Einiges hat sich in den letzten Jahren getan: Papst Franziskus, seit 2013 im Amt, hat sich als Sympathieträger erwiesen und als Anwalt der Armen und Zukurzgekommenen. Die Enthüllungen in verschiedenen Ländern um sexuellen Missbrauch, auch in der Kirche, haben Fragen nach der Glaubwürdigkeit kirchlicher Vertreter aufgeworfen. In Deutschland führt der Mangel an Priestern zu immer größeren Pfarreiengemeinschaften und Pastoralverbünden – und zunehmend zur Leitung von Gemeinden und Gottesdiensten durch Laien, also »Nicht-Priestern«.

Auch wenn in Mitteleuropa die Zahlen der Gottesdienstteilnehmer*innen und der Priester, die einer Eucharistiefeier vorstehen können, kleiner werden: Immer noch ist die Prägung von Kultur, Kunst, Gesellschaft, Politik und vor allem der Menschen durch den christlichen Glauben spürbar – das zeigen auch die aktuellen Diskussionen zum Beispiel über Kreuze in öffentlichen Gebäuden oder den Bau von Moscheen, in denen man sich auf eine christliche Grundhaltung beruft.

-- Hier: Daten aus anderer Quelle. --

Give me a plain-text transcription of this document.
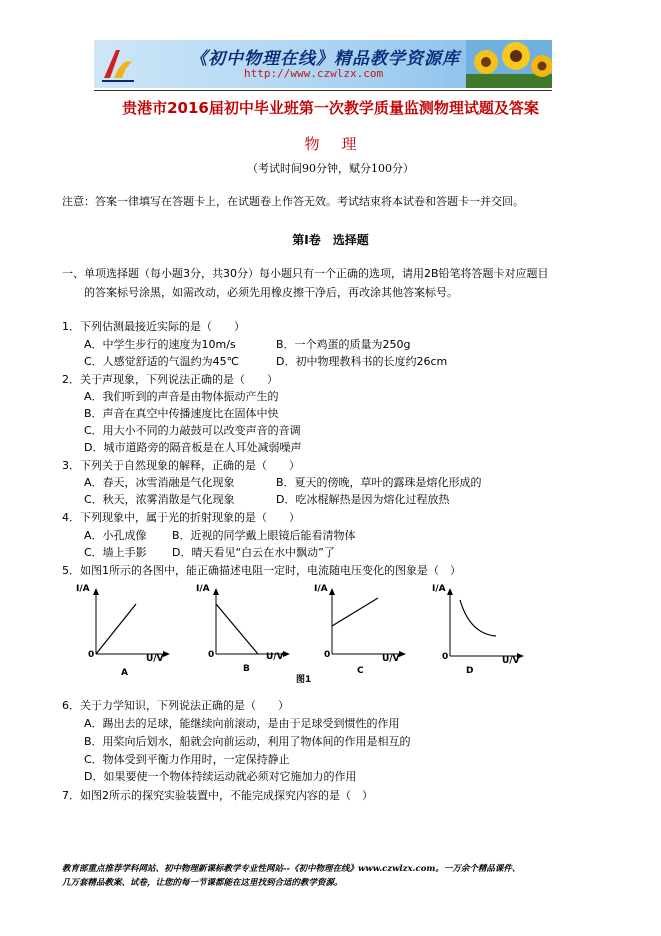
《初中物理在线》精品教学资源库
http://www.czwlzx.com
贵港市2016届初中毕业班第一次教学质量监测物理试题及答案
物理
（考试时间90分钟，赋分100分）
注意：答案一律填写在答题卡上，在试题卷上作答无效。考试结束将本试卷和答题卡一并交回。
第Ⅰ卷　选择题
一、单项选择题（每小题3分，共30分）每小题只有一个正确的选项，请用2B铅笔将答题卡对应题目
的答案标号涂黑，如需改动，必须先用橡皮擦干净后，再改涂其他答案标号。
1．下列估测最接近实际的是（　　）
A．中学生步行的速度为10m/s	B．一个鸡蛋的质量为250g
C．人感觉舒适的气温约为45℃	D．初中物理教科书的长度约26cm
2．关于声现象，下列说法正确的是（　　）
A．我们听到的声音是由物体振动产生的
B．声音在真空中传播速度比在固体中快
C．用大小不同的力敲鼓可以改变声音的音调
D．城市道路旁的隔音板是在人耳处减弱噪声
3．下列关于自然现象的解释，正确的是（　　）
A．春天，冰雪消融是气化现象	B．夏天的傍晚，草叶的露珠是熔化形成的
C．秋天，浓雾消散是气化现象	D．吃冰棍解热是因为熔化过程放热
4．下列现象中，属于光的折射现象的是（　　）
A．小孔成像 B．近视的同学戴上眼镜后能看清物体
C．墙上手影 D．晴天看见“白云在水中飘动”了
5．如图1所示的各图中，能正确描述电阻一定时，电流随电压变化的图象是（　）
I/A
0	U/V
A
I/A
0	U/V
B
I/A
0	U/V
C
I/A
0	U/V
D
图1
6．关于力学知识，下列说法正确的是（　　）
A．踢出去的足球，能继续向前滚动，是由于足球受到惯性的作用
B．用桨向后划水，船就会向前运动，利用了物体间的作用是相互的
C．物体受到平衡力作用时，一定保持静止
D．如果要使一个物体持续运动就必须对它施加力的作用
7．如图2所示的探究实验装置中，不能完成探究内容的是（　）
教育部重点推荐学科网站、初中物理新课标教学专业性网站--《初中物理在线》www.czwlzx.com。一万余个精品课件、
几万套精品教案、试卷，让您的每一节课都能在这里找到合适的教学资源。
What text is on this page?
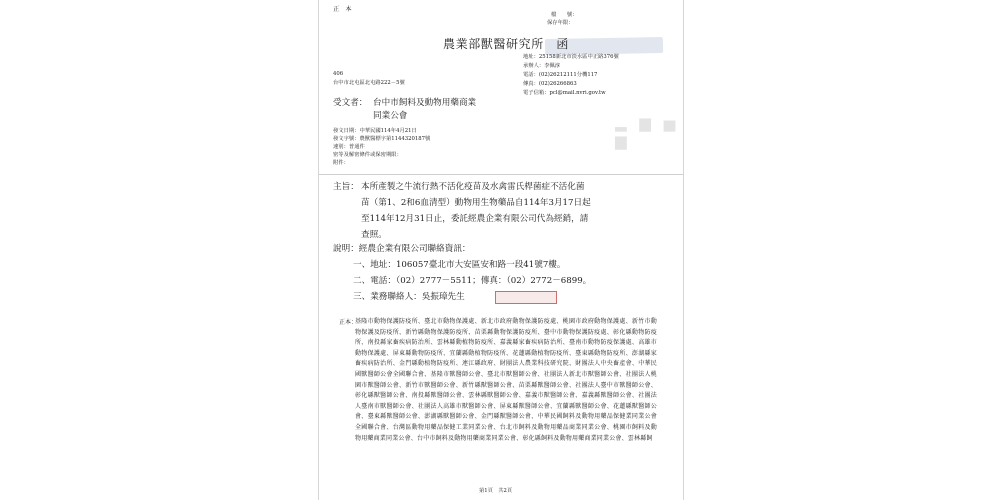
正　本
檔　　號：
保存年限：
農業部獸醫研究所　函
地址：25158新北市淡水區中正路376號
承辦人：李佩淳
電話：(02)26212111分機117
傳真：(02)26266863
電子信箱：pcl@mail.nvri.gov.tw
406
台中市北屯區北屯路222－5號
▂ ▆ ▅ ▆
受文者： 台中市飼料及動物用藥商業
同業公會
發文日期：中華民國114年4月21日
發文字號：農獸醫標字第1144320187號
速別：普通件
密等及解密條件或保密期限：
附件：
主旨： 本所產製之牛流行熱不活化疫苗及水禽雷氏桿菌症不活化菌
苗（第1、2和6血清型）動物用生物藥品自114年3月17日起
至114年12月31日止，委託經農企業有限公司代為經銷，請
查照。
說明：經農企業有限公司聯絡資訊：
一、地址：106057臺北市大安區安和路一段41號7樓。
二、電話：（02）2777－5511；傳真：（02）2772－6899。
三、業務聯絡人：吳振璋先生
正本：
基隆市動物保護防疫所、臺北市動物保護處、新北市政府動物保護防疫處、桃園市政府動物保護處、新竹市動物保護及防疫所、新竹縣動物保護防疫所、苗栗縣動物保護防疫所、臺中市動物保護防疫處、彰化縣動物防疫所、南投縣家畜疾病防治所、雲林縣動植物防疫所、嘉義縣家畜疾病防治所、臺南市動物防疫保護處、高雄市動物保護處、屏東縣動物防疫所、宜蘭縣動植物防疫所、花蓮縣動植物防疫所、臺東縣動物防疫所、澎湖縣家畜疾病防治所、金門縣動植物防疫所、連江縣政府、財團法人農業科技研究院、財團法人中央畜產會、中華民國獸醫師公會全國聯合會、基隆市獸醫師公會、臺北市獸醫師公會、社團法人新北市獸醫師公會、社團法人桃園市獸醫師公會、新竹市獸醫師公會、新竹縣獸醫師公會、苗栗縣獸醫師公會、社團法人臺中市獸醫師公會、彰化縣獸醫師公會、南投縣獸醫師公會、雲林縣獸醫師公會、嘉義市獸醫師公會、嘉義縣獸醫師公會、社團法人臺南市獸醫師公會、社團法人高雄市獸醫師公會、屏東縣獸醫師公會、宜蘭縣獸醫師公會、花蓮縣獸醫師公會、臺東縣獸醫師公會、澎湖縣獸醫師公會、金門縣獸醫師公會、中華民國飼料及動物用藥品保健業同業公會全國聯合會、台灣區動物用藥品保健工業同業公會、台北市飼料及動物用藥品商業同業公會、桃園市飼料及動物用藥商業同業公會、台中市飼料及動物用藥商業同業公會、彰化縣飼料及動物用藥商業同業公會、雲林縣飼
第1頁　共2頁
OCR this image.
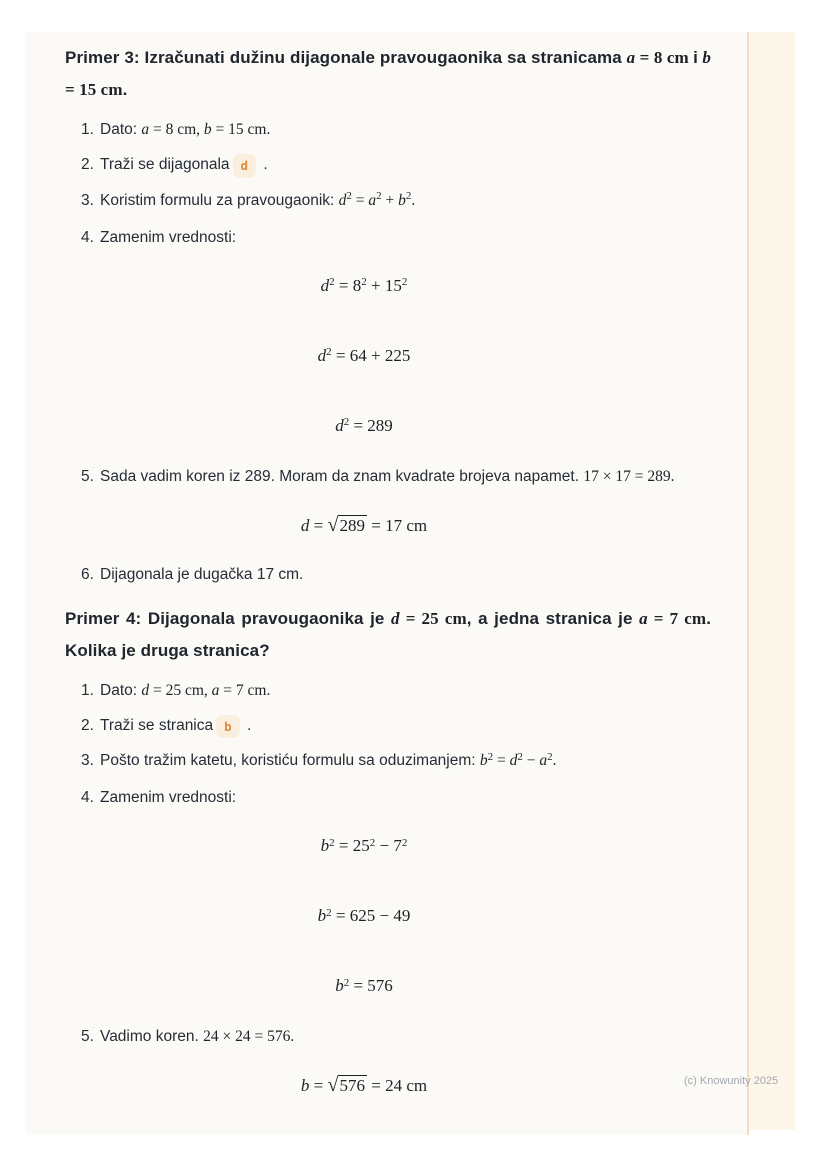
Primer 3: Izračunati dužinu dijagonale pravougaonika sa stranicama a = 8 cm i b = 15 cm.
1. Dato: a = 8 cm, b = 15 cm.
2. Traži se dijagonala d .
3. Koristim formulu za pravougaonik: $d^2 = a^2 + b^2$.
4. Zamenim vrednosti:
$d^2 = 8^2 + 15^2$
$d^2 = 64 + 225$
$d^2 = 289$
5. Sada vadim koren iz 289. Moram da znam kvadrate brojeva napamet. 17 × 17 = 289.
d = √289 = 17 cm
6. Dijagonala je dugačka 17 cm.
Primer 4: Dijagonala pravougaonika je d = 25 cm, a jedna stranica je a = 7 cm. Kolika je druga stranica?
1. Dato: d = 25 cm, a = 7 cm.
2. Traži se stranica b .
3. Pošto tražim katetu, koristiću formulu sa oduzimanjem: $b^2 = d^2 - a^2$.
4. Zamenim vrednosti:
$b^2 = 25^2 - 7^2$
$b^2 = 625 - 49$
$b^2 = 576$
5. Vadimo koren. 24 × 24 = 576.
b = √576 = 24 cm	(c) Knowunity 2025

Viel ist in Bewegung, gesellschaftliche und religiöse Landschaften verändern sich …

… aber immer noch wird tagtäglich in Zehntausenden von Gemeinden weltweit die heilige Messe gefeiert, im Kölner Dom genauso wie in einer Wellblechhütte in Sambia. Und das seit fast zweitausend Jahren …

Das allein könnte ein Grund sein – finde ich jedenfalls – sich ein wenig näher damit zu befassen. Was ist das eigentlich genau – und was feiern die Katholiken da? Denn wenn etwas so lange Zeit überlebt hat, könnte es ja doch irgendwie interessant sein und etwas mit den Menschen zu tun haben …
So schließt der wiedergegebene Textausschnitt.